A Raman hyperspectral image consists of a three dimensional matrice, the first two axis corresponding to the pixel position and the third axis being the Raman intensity spectrum at that pixel. One image contains roughly 80000 spectra with 1000 wavenumbers each, in the range of 700 - 3000 cm-1. In addition to experimental artifact (laser focus, sample preparation), Raman data typically involve significant noises, fluorescence background due to water and substrate, as well alteration by cosmic rays. This repository contains the tool to process Hyperspectral Raman images and make it as free as possible from differences in experimental conditions:
Process the hyperspectral Raman image with:
- Cosmic ray detection
- Correction for Irradiance profile
- Identification and subtraction of Background spectrum
- Singular Value Decomposition Denoising
- Polyfit fluorescence correction
- Spectra area normalization
- Cell region identification
- Nucleus and Cytoplasm spectra differentiation
To process Raman images, run src/_Main - Raman_analysis.py
. Running the program requires python3, and in addition to standard libraries such as numpy or matplotlib, the program also requires hdf5storage
to read .mat
files, and brokenaxis
to plot the spectra. Two raw images are provided in src/Raw_Measurements.py
to show how the code works, but more Raman images taken on two different devices are publicly available [Device 1, Device 2]

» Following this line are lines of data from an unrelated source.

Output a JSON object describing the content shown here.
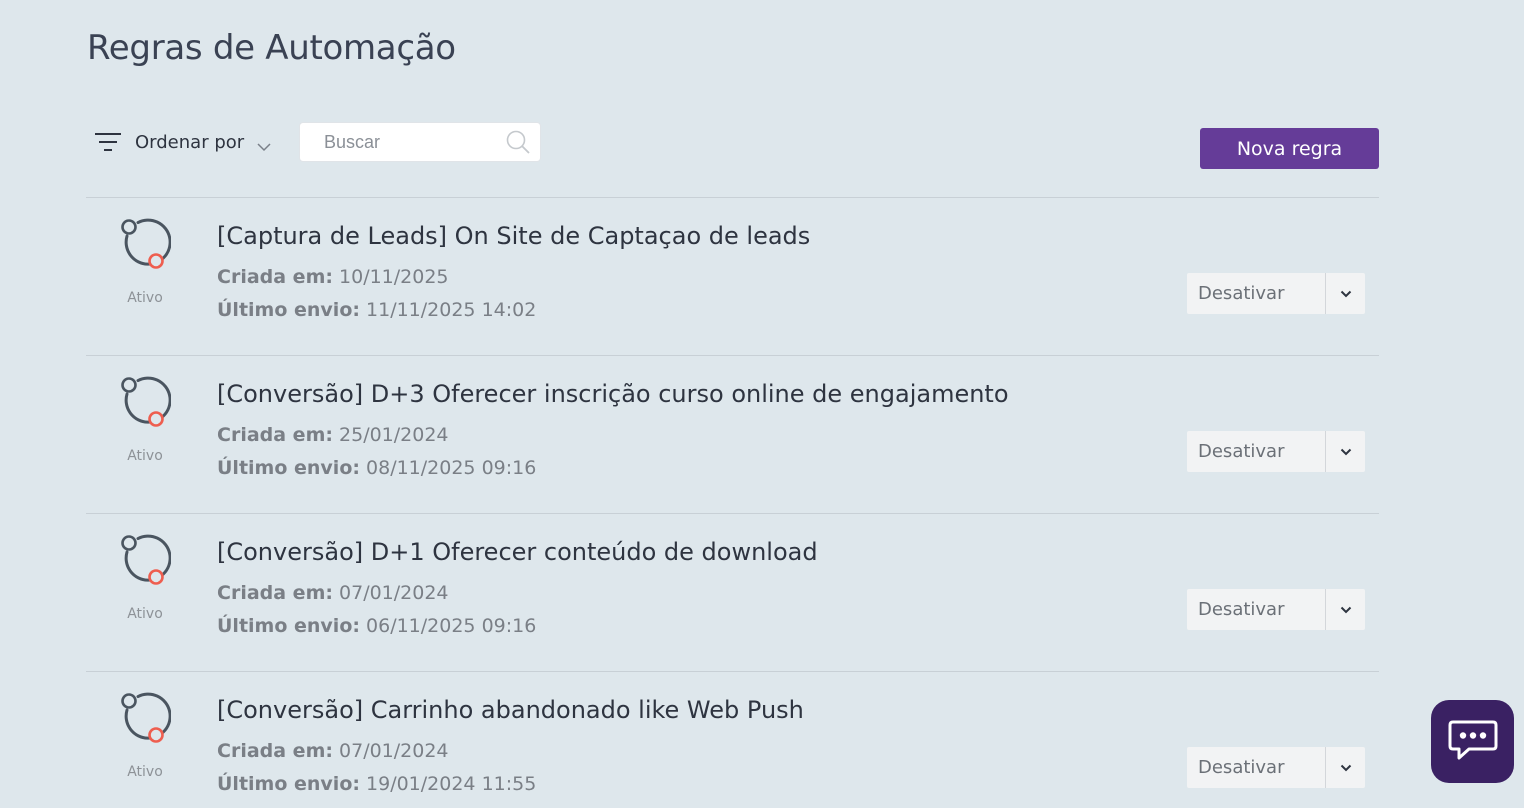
{
  "page": {
    "title": "Regras de Automação"
  },
  "toolbar": {
    "sort_label": "Ordenar por",
    "search_placeholder": "Buscar",
    "search_value": "",
    "new_rule_label": "Nova regra"
  },
  "colors": {
    "primary": "#653c98",
    "status_dot": "#ee5e4f",
    "chat_bg": "#3a2163"
  },
  "rules": [
    {
      "title": "[Captura de Leads] On Site de Captaçao de leads",
      "status": "Ativo",
      "created_label": "Criada em:",
      "created": "10/11/2025",
      "last_send_label": "Último envio:",
      "last_send": "11/11/2025 14:02",
      "action_label": "Desativar"
    },
    {
      "title": "[Conversão] D+3 Oferecer inscrição curso online de engajamento",
      "status": "Ativo",
      "created_label": "Criada em:",
      "created": "25/01/2024",
      "last_send_label": "Último envio:",
      "last_send": "08/11/2025 09:16",
      "action_label": "Desativar"
    },
    {
      "title": "[Conversão] D+1 Oferecer conteúdo de download",
      "status": "Ativo",
      "created_label": "Criada em:",
      "created": "07/01/2024",
      "last_send_label": "Último envio:",
      "last_send": "06/11/2025 09:16",
      "action_label": "Desativar"
    },
    {
      "title": "[Conversão] Carrinho abandonado like Web Push",
      "status": "Ativo",
      "created_label": "Criada em:",
      "created": "07/01/2024",
      "last_send_label": "Último envio:",
      "last_send": "19/01/2024 11:55",
      "action_label": "Desativar"
    }
  ]
}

[1] Pelissier A, Mochizuki K, Kumamoto Y, Taylor JN, Clement JE, Fujita K, Harada Y and Komatsuzaki T. Raman Diagnosis of Thyroid Carcinoma in Co-cultured System with Minimizing Extrinsic Background across Different Devices. arXiv. 2023
[2] Taylor JN, Pélissier A, Mochizuki K, Hashimoto K, Kumamoto Y, Harada Y, Fujita K, Bocklitz T, Komatsuzaki T. Correction for Extrinsic Background in Raman Hyperspectral Images. Analytical Chemistry. 2023 Aug 10;95(33):12298-305.